Quelles formations seront éligibles ? Quel système d'information sera retenu ? A l'issue de leur troisième réunion au ministère sur la transposition du compte personnel de formation (CFP) à la fonction publique, les organisations syndicales soulignent le flou qui entoure toujours le dispositif.

 

« La DGAFP annonce vouloir créer le compte personnel de formation (CFP) par ordonnance à la rentrée.

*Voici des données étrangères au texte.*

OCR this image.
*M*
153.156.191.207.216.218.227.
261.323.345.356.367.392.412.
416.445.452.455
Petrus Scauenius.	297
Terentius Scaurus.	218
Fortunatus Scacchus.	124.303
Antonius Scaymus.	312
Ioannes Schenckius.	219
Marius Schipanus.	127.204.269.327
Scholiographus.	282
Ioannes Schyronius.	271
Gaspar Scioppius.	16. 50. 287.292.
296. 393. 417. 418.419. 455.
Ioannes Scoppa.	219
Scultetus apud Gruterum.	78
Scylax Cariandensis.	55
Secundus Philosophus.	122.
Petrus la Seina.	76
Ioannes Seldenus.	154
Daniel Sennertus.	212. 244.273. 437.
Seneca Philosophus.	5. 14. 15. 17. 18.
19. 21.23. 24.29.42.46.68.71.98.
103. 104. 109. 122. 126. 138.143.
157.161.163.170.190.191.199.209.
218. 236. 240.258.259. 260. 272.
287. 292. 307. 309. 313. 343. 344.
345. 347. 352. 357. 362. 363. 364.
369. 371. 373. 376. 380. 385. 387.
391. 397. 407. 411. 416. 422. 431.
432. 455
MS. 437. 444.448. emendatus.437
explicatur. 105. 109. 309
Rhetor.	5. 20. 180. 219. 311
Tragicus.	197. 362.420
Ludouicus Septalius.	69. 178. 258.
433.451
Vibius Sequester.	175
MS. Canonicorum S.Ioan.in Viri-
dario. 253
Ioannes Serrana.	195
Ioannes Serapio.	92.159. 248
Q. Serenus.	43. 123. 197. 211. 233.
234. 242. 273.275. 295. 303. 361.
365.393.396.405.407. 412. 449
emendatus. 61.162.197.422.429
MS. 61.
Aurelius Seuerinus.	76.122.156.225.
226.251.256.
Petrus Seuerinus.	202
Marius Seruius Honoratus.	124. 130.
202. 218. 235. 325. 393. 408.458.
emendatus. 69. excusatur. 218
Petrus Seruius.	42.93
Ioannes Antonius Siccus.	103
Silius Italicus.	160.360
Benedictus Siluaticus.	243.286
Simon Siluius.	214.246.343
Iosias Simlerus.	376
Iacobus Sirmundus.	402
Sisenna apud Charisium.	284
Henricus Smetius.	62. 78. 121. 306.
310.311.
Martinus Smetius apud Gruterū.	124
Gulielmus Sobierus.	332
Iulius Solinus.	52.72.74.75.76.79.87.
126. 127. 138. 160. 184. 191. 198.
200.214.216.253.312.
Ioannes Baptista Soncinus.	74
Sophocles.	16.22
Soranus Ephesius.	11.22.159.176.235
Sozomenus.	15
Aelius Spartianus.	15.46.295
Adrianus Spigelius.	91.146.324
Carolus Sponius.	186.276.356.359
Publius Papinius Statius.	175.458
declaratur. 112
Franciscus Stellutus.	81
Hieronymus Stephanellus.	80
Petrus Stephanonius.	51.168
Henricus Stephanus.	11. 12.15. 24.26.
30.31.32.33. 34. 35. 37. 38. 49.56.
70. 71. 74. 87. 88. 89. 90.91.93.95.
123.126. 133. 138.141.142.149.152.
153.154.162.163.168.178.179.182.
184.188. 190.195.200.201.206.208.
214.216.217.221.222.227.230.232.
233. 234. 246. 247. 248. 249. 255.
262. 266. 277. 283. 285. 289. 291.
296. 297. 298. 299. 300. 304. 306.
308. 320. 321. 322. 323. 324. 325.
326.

On risque donc d’avoir une coquille vide, car rien de concret n’a pour l’instant été arrêté, la question des moyens notamment ne sera pas résolue en septembre », regrette Julien Fonte, représentant de la FSU.

Problème de calendrier

 

Le calendrier ne plaide d’ailleurs pas pour rassurer les représentants syndicaux : il prévoit une entrée en vigueur du CPF neuf mois après la publication de la loi Travail, ce qui amènerait au printemps 2017, soit juste après les élections présidentielles et législatives. D’où la volonté des organisations syndicales de s’attaquer rapidement aux détails du dispositif.

La concertation du 18 juillet n’en était pas là. La première question à l’ordre du jour portait sur la définition du champ des formations éligibles au CPF.

Quatre niveaux d’éligibilité pourraient être envisagés :

  • les formations prévues au plan de formation de l’employeur,
  • les formations prévues par les autres employeurs du même versant de la fonction publique,
  • les formations proposées par un autre versant,
  • et les formations qualifiantes donnant accès à un emploi du secteur privé.

Seul le principe de laisser l’agent à l’initiative de la formation semble pour l’instant acquis. « En revanche, dans les situations de reclassement, ou même de mobilité forcée ou de restructuration, il faut que l’employeur abonde le CPF car ce n’est pas à l’agent d’utiliser ces droits à la formation dans ces contextes », estime Mylène Jacquot, secrétaire générale CFDT Fonction publique.

Pour la FSU, trois questions restent en suspens :

  • l’articulation du CPF avec les autres droits (validation des acquis de l’expérience, bilan de compétences, préparation aux concours…),
  • la détermination des formations accessibles et éligibles,
  • et enfin la question des moyens.

« Nous souhaitons un fonds mutualisé fléché sur le CPF », affirme Julien Fonte.

Même système d’information que le privé

Autre thème abordé : celui du système d’information retenu. Après avoir dans un premier temps surtout envisagé la création d’une plate-forme CPF propre à la fonction publique, la DGAFP a ouvert une seconde hypothèse lors de la concertation du 18 juillet. Celle d’utiliser le système d’information existant déjà pour le CPF dans le privé, géré par la Caisse des dépôts et consignations – qui a la faveur des organisations syndicales. « L’outil est plutôt bien fait, il donne à la fois accès aux droits à la formation du salarié et aux formations éligibles. Nous y sommes favorables car il conforte notre souhait de faire de la formation un droit universel », note Mylène Jacquot.